Май 1606 года, Белозеро
– Разве ты его не видишь? – слабым голосом спросила сестра Ольга. – Вот же он, белый голубок. Прилетел с первыми лучами солнца, сел на оконницу, стукнул клювиком…
– Ну, прилетел так прилетел, – с деланым спокойствием отвечала молоденькая послушница Дария, в то же время с суеверным ужасом поглядывая на больную.
Склонилась над лежащей, со всех сторон подталкивая тощенькое одеялко под ее ослабевшее тело:
– Ты спи, ты спи лучше.
– Не могу я спать, – слабо выдохнула сестра Ольга. – Посторонись… хочу видеть его.
Дария отпрянула. Больная вытянула шею, чуть приподнялась, напряженно всматриваясь в окошко. Дария тоже вся напряглась, изо всех сил пытаясь разглядеть то, что видела больная, но что оставалось незримым для здоровой.
А может, и впрямь голубок здесь? Вот перестал копошиться на оконнице, уставился бусинками глаз на измученную женщину. Вдруг забил, забил крыльями, но не взлетал, цеплялся лапками за переплет, а воздух вокруг него так и засвистел! Больная вскрикнула, за ней вскрикнула и Дария…
Рядом послышался слабый стон. Повернула голову – сестра Ольга лежала с закрытыми глазами, из-под сомкнутых век медленно, словно тоже обессилев, сползала слеза. Губы беззвучно шевелились.

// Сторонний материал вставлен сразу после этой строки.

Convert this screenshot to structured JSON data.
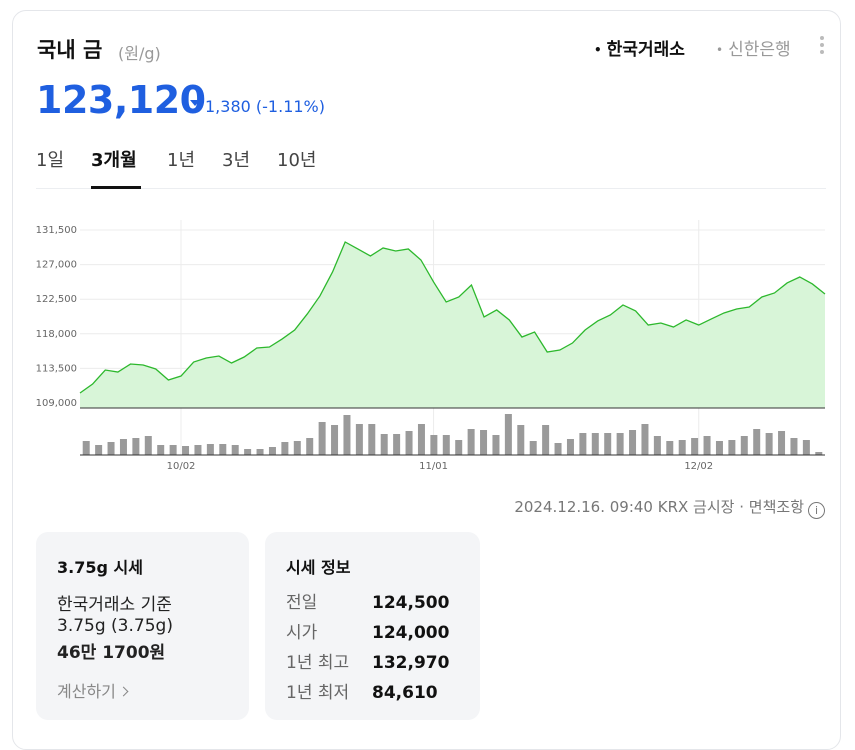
{
  "header": {
    "title": "국내 금",
    "unit": "(원/g)",
    "sources": [
      "한국거래소",
      "신한은행"
    ],
    "active_source": 0,
    "price": "123,120",
    "change": "1,380",
    "change_pct": "(-1.11%)"
  },
  "tabs": [
    "1일",
    "3개월",
    "1년",
    "3년",
    "10년"
  ],
  "active_tab": 1,
  "chart_data": {
    "type": "line",
    "color": "#2db82d",
    "fill": "#d8f5d8",
    "volume_color": "#9a9a9a",
    "grid": true,
    "categories": [
      null,
      null,
      null,
      null,
      null,
      null,
      null,
      null,
      "10/02",
      null,
      null,
      null,
      null,
      null,
      null,
      null,
      null,
      null,
      null,
      null,
      null,
      null,
      null,
      null,
      null,
      null,
      null,
      null,
      "11/01",
      null,
      null,
      null,
      null,
      null,
      null,
      null,
      null,
      null,
      null,
      null,
      null,
      null,
      null,
      null,
      null,
      null,
      null,
      null,
      null,
      "12/02",
      null,
      null,
      null,
      null,
      null,
      null,
      null,
      null,
      null,
      null
    ],
    "values": [
      110300,
      111470,
      113290,
      113030,
      114070,
      113940,
      113420,
      111990,
      112510,
      114330,
      114850,
      115110,
      114200,
      114980,
      116150,
      116280,
      117320,
      118490,
      120580,
      122920,
      126040,
      129940,
      129030,
      128120,
      129160,
      128770,
      129030,
      127600,
      124740,
      122140,
      122790,
      124350,
      120190,
      121100,
      119800,
      117580,
      118230,
      115630,
      115890,
      116800,
      118490,
      119670,
      120450,
      121750,
      120970,
      119140,
      119400,
      118880,
      119800,
      119140,
      119930,
      120710,
      121230,
      121490,
      122790,
      123310,
      124610,
      125390,
      124480,
      123180
    ],
    "volumes": [
      14,
      10,
      13,
      16,
      17,
      19,
      10,
      10,
      9,
      10,
      11,
      11,
      10,
      6,
      6,
      8,
      13,
      14,
      17,
      33,
      30,
      40,
      31,
      31,
      21,
      21,
      24,
      31,
      20,
      20,
      15,
      26,
      25,
      20,
      41,
      30,
      14,
      30,
      12,
      16,
      22,
      22,
      22,
      22,
      25,
      31,
      19,
      14,
      15,
      17,
      19,
      14,
      15,
      19,
      26,
      22,
      24,
      17,
      15,
      3
    ],
    "vlim": [
      0,
      45
    ],
    "ylim": [
      108350,
      132800
    ],
    "yticks": [
      {
        "value": 109000,
        "label": "109,000"
      },
      {
        "value": 113500,
        "label": "113,500"
      },
      {
        "value": 118000,
        "label": "118,000"
      },
      {
        "value": 122500,
        "label": "122,500"
      },
      {
        "value": 127000,
        "label": "127,000"
      },
      {
        "value": 131500,
        "label": "131,500"
      }
    ]
  },
  "footer": {
    "timestamp": "2024.12.16. 09:40 KRX 금시장",
    "separator": "·",
    "disclaimer": "면책조항",
    "info": "i"
  },
  "cards": [
    {
      "title": "3.75g 시세",
      "lines": [
        "한국거래소 기준",
        "3.75g (3.75g)",
        "46만 1700원"
      ],
      "link": "계산하기"
    },
    {
      "title": "시세 정보",
      "rows": [
        [
          "전일",
          "124,500"
        ],
        [
          "시가",
          "124,000"
        ],
        [
          "1년 최고",
          "132,970"
        ],
        [
          "1년 최저",
          "84,610"
        ]
      ]
    }
  ]
}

Молится? Неужели? Ведь за все это время Дария не слышала ни одной молитвы от полуживой женщины…
Сестра Дария лишь недавно появилась на Белозере: монастырь в Безводном, где она жила прежде, сгорел. Погибло несколько инокинь, а оставшиеся разбрелись по другим обителям, ближним и дальним. Дария поначалу долго плакала, никак не могла привыкнуть к жизни в суровом, холодном, истовом Белозере, настоятельница коего, мать Феофилакта, славилась суровостью что к себе, что к сестрам, а также обрядной истовостью. Не то что мать Евлалия из Безводного! Та привечала Дарию с самого первого дня, как отец отдал ее в обитель (лишний рот в полунищей семье, где рождались год за годом одни дочери, ни к чему, замуж бы девку отдать, но только один жених приданого от своих невест не требует, и это небесный жених!), ласкала ее, точно родную дочь, поместила в келейку потеплее да посветлее, близ своей собственной, и Дария (в миру званная Лушкой) уж решила, что монастырская служба не так горька, как ей казалось прежде, когда мир человеческий ее отринул. Однако длилась та благостная жизнь недолго…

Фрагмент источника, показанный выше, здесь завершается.